Internal problem and server restarts without any log

We have an application deployed in Fly.io on top of Cloudflare. We’re receiving random errors without any explanation in the logs.

2022-02-08T19:18:30Z proxy[ba906637] sea [error]Health check status changed 'passing' => 'critical'
2022-02-08T19:18:33Z runner[f25e536b] cdg [info]Shutting down virtual machine
2022-02-08T19:18:33Z app[f25e536b] cdg [info]Sending signal SIGINT to main child process w/ PID 511
2022-02-08T19:18:43Z proxy[f25e536b] cdg [error]Error 2: Internal problem
2022-02-08T19:18:43Z proxy[f25e536b] cdg [error]Error 2: Internal problem
2022-02-08T19:18:43Z proxy[f25e536b] cdg [error]Error 2: Internal problem
2022-02-08T19:18:43Z proxy[f25e536b] cdg [error]Error 2: Internal problem
2022-02-08T19:18:43Z proxy[f25e536b] cdg [error]Error 2: Internal problem
2022-02-08T19:18:44Z runner[09d4ce6f] cdg [info]Starting instance
2022-02-08T19:18:44Z runner[09d4ce6f] cdg [info]Configuring virtual machine
2022-02-08T19:18:44Z runner[09d4ce6f] cdg [info]Pulling container image
2022-02-08T19:18:45Z proxy[f25e536b] cdg [error]Error 2001: App connection timed out
2022-02-08T19:18:46Z proxy[f25e536b] cdg [error]Error 2001: App connection timed out
2022-02-08T19:18:47Z runner[09d4ce6f] cdg [info]Unpacking image
2022-02-08T19:18:51Z proxy[f25e536b] cdg [error]Error 2001: App connection timed out
2022-02-08T19:18:55Z runner[09d4ce6f] cdg [info]Preparing kernel init
2022-02-08T19:18:55Z proxy[ba906637] sea [info]Health check status changed 'critical' => 'passing'

Internal problem means this is our fault.

Looking into it now.

Ok, this is for lack of a better error, but basically we have a check to make sure we don’t proxy a connection to the wrong app. Without this check, it can happen due to our state not propagating fast enough around the world.
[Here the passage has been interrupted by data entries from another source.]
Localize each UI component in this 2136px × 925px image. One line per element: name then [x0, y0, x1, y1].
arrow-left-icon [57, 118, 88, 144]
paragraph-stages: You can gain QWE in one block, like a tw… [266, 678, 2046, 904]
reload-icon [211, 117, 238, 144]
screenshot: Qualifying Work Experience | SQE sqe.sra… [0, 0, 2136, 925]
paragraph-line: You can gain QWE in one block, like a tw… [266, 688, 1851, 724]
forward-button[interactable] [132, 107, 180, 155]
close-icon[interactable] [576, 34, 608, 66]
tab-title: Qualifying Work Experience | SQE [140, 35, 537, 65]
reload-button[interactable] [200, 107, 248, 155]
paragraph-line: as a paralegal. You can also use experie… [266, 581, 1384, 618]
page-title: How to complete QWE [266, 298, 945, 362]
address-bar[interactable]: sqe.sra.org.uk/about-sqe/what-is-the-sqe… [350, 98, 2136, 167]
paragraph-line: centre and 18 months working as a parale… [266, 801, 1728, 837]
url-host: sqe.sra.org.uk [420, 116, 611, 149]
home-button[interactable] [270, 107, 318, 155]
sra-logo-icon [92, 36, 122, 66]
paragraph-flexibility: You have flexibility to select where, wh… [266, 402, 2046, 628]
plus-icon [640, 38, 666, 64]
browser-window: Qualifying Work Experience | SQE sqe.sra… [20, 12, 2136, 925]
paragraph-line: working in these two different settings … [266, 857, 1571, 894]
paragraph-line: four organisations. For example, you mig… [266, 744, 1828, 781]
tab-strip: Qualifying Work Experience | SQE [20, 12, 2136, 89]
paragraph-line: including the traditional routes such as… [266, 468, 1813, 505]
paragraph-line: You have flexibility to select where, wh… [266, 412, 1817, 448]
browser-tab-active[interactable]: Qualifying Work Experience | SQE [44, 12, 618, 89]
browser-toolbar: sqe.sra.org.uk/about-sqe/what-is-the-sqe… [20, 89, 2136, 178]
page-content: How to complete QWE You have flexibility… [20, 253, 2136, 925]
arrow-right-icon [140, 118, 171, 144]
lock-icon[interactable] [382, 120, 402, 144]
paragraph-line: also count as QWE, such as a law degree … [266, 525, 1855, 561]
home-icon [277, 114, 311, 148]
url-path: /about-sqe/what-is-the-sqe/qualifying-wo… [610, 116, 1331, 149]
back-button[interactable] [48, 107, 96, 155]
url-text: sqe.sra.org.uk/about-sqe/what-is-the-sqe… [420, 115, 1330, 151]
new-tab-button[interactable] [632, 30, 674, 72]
What you’re seeing here are requests for an app instance that’s been shutdown. In these cases our check fails and we return an error. Usually they are retriable, but not always (if retry attempts are exhausted or if somehow the body has been read past a certain point).

Do you have more than 1 instance running?

Yes I do, and I see this error everytime I deploy.

You can ignore these errors in the logs. They are an artifact of our somewhat slow edge service propagation. When a request comes in to one of our edges, it doesn’t yet know your previous VM has stopped, so it sends it over. When we see this kind of error, we retry.

We’re working on speeding up service discovery. You are unlikely to see these errors when we get our new proxies rolled out everywhere. It’s getting close!